Rising sea levels in Florida, New York and California bring opportunity for
growth to places like Buffalo, Cleveland and Detroit.

“What we're starting to see with climate change is not a shock, specific
movement of people, but really just changing consumer preferences,” said
Jesse Keenan, an associate professor of Real Estate in the School of
Architecture at Tulane University. “People are just changing their idea
about how and where to live. Altogether, there's a lot of costs of climate
changing. Those costs and climate change are beginning to undermine the
affordability and accessibility of many places across the United States.
There's a history of people moving from disasters, but we're starting to see
something much bigger. And what that is, is a change of our consumer
preferences.”

That is why cities like Buffalo are preparing today.

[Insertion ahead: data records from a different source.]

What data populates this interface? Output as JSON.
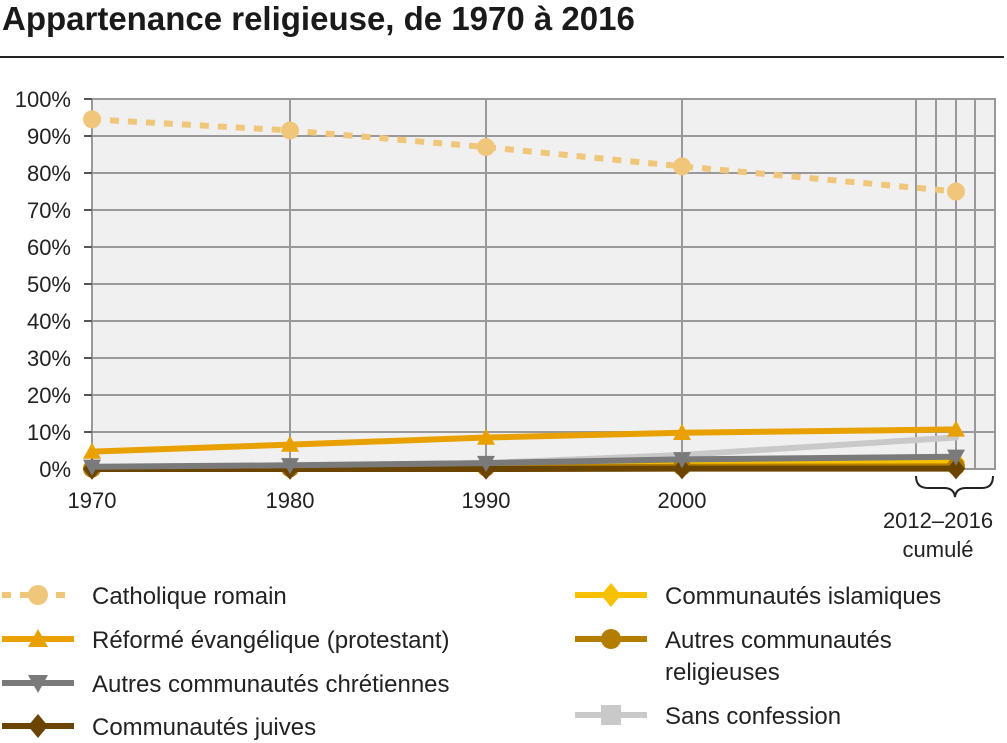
{
  "title": "Appartenance religieuse, de 1970 à 2016",
  "chart_data": {
    "type": "line",
    "title": "Appartenance religieuse, de 1970 à 2016",
    "xlabel": "",
    "ylabel": "",
    "x_ticks": [
      "1970",
      "1980",
      "1990",
      "2000"
    ],
    "x_bracket_label": [
      "2012–2016",
      "cumulé"
    ],
    "y_ticks": [
      "0%",
      "10%",
      "20%",
      "30%",
      "40%",
      "50%",
      "60%",
      "70%",
      "80%",
      "90%",
      "100%"
    ],
    "ylim": [
      0,
      100
    ],
    "x": [
      "1970",
      "1980",
      "1990",
      "2000",
      "2012–2016"
    ],
    "grid": true,
    "legend_position": "bottom",
    "series": [
      {
        "name": "Catholique romain",
        "color": "#f0c67a",
        "marker": "circle",
        "dash": true,
        "values": [
          94.5,
          91.5,
          87.0,
          81.8,
          75.0
        ]
      },
      {
        "name": "Réformé évangélique (protestant)",
        "color": "#e8a100",
        "marker": "triangle-up",
        "dash": false,
        "values": [
          4.7,
          6.6,
          8.5,
          9.8,
          10.7
        ]
      },
      {
        "name": "Autres communautés chrétiennes",
        "color": "#7a7a7a",
        "marker": "triangle-down",
        "dash": false,
        "values": [
          0.6,
          1.0,
          1.6,
          2.6,
          3.3
        ]
      },
      {
        "name": "Communautés juives",
        "color": "#6b4400",
        "marker": "diamond",
        "dash": false,
        "values": [
          0.0,
          0.0,
          0.0,
          0.1,
          0.1
        ]
      },
      {
        "name": "Communautés islamiques",
        "color": "#f7c100",
        "marker": "diamond",
        "dash": false,
        "values": [
          0.0,
          0.0,
          0.3,
          1.1,
          2.0
        ]
      },
      {
        "name": "Autres communautés religieuses",
        "color": "#b37d00",
        "marker": "circle",
        "dash": false,
        "values": [
          0.1,
          0.2,
          0.4,
          0.6,
          0.7
        ]
      },
      {
        "name": "Sans confession",
        "color": "#c9c9c9",
        "marker": "square",
        "dash": false,
        "values": [
          0.4,
          0.8,
          1.6,
          3.8,
          8.5
        ]
      }
    ],
    "legend": [
      {
        "label": [
          "Catholique romain"
        ]
      },
      {
        "label": [
          "Réformé évangélique (protestant)"
        ]
      },
      {
        "label": [
          "Autres communautés chrétiennes"
        ]
      },
      {
        "label": [
          "Communautés juives"
        ]
      },
      {
        "label": [
          "Communautés islamiques"
        ]
      },
      {
        "label": [
          "Autres communautés",
          "religieuses"
        ]
      },
      {
        "label": [
          "Sans confession"
        ]
      }
    ]
  }
}
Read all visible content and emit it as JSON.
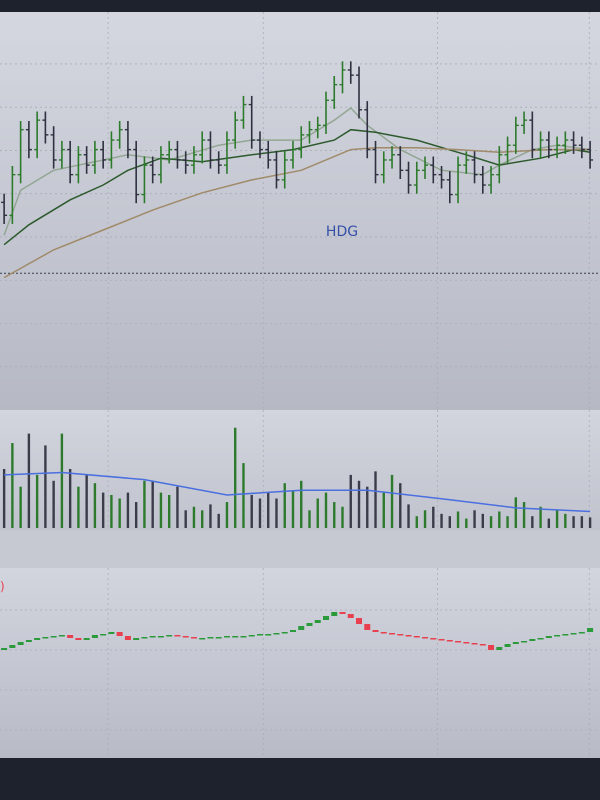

“I really believe in the idea that Buffalo can be an example to the world,”
said Rahwa Ghirmatzion, the executive director of PUSH Buffalo.

Ghirmatzion runs a community advocacy nonprofit that seeks to create housing
and environmental equity for underserved communities. Buffalo has some of
the oldest housing in the entire country, and much of it sits in disrepair
today. PUSH Buffalo is working to update and improve the city’s housing for
existing residents before climate migrants come and put an even larger
burden on the quality housing supply.

“Buffalo went through a very, very deep economic decline economic free fall
for about 50 years. And we really just felt like our neighborhoods were
forgotten. And so, we rallied the troops,” said Ghirmatzion of how her group
has increased affordable housing and improved homes across Buffalo.

PUSH Buffalo wants to make sure natives aren’t left behind as the city grows
into a haven for other Americans.

“What's at stake is an opportunity to really revive our economy but do it in
a way that is in right relationship with the people that are here and in
right relationship with the natural world around us,” said Ghirmatzion.

Buffalo’s infrastructure was built for about half a million people, but
today, the city has about 280,000 residents. There is room to grow, but
there are challenges.

“It is a highly segregated community, and the inequalities are highly
racialized inequalities,” said Ghirmatzion.

“Cities like Buffalo make the mistake of thinking if they build the
infrastructure for the higher income groups, that that's the key to building
the great city,” said Dr. Henry Louis Taylor Jr., a professor at the
University at Buffalo and Director of the UB Center for Urban Studies. “You
have to transform the lives of ordinary people. You have to create quality
neighborhoods for low-income population and groups. The city that gets that
will be the one that attracts all of the groups.”

Ghirmatzion wants to make sure the neighborhood she grew up in are not
gentrified so lower-income families can afford to stay here and move here.

“We are buying up the land, keeping it under community control and keeping
it affordable permanently. And so, what we do is we built affordable rental
units. We also work a lot in green efficiency and new energy technology, but
we're not doing it fast enough.”

The community groups are working to lift the most vulnerable groups to make
sure when higher-income climate migrants come, who have no problem accessing
resources and housing, there are also options for the lower-income families,
too.

The City of Buffalo said it is on board with improving conditions for
families of all income levels to not only improve the city for current
residents, but to prepare Buffalo to be a world example of a climate haven.

“It has to be this two-tiered approach, because otherwise, you really do
risk gentrification. But thinking ahead about that combination of new build
and improving existing infrastructure is how you combat that effectively,”
said Robert Mayer, who works for the City of Buffalo.

Mayer said the city is implementing changes today to things like the zoning
codes to start preparing the city for better housing.

“The desire to have immediacy in action is very strong. But when we're
talking about an existential threat, like global climate change, it's going
to take us years to build up to that,” said Mayer.

Still, the community and city leaders know, if they prepare now, they can
set an example of a greener, more inclusive future.

“Not just for America, but really around the world,” said Ghirmatzion.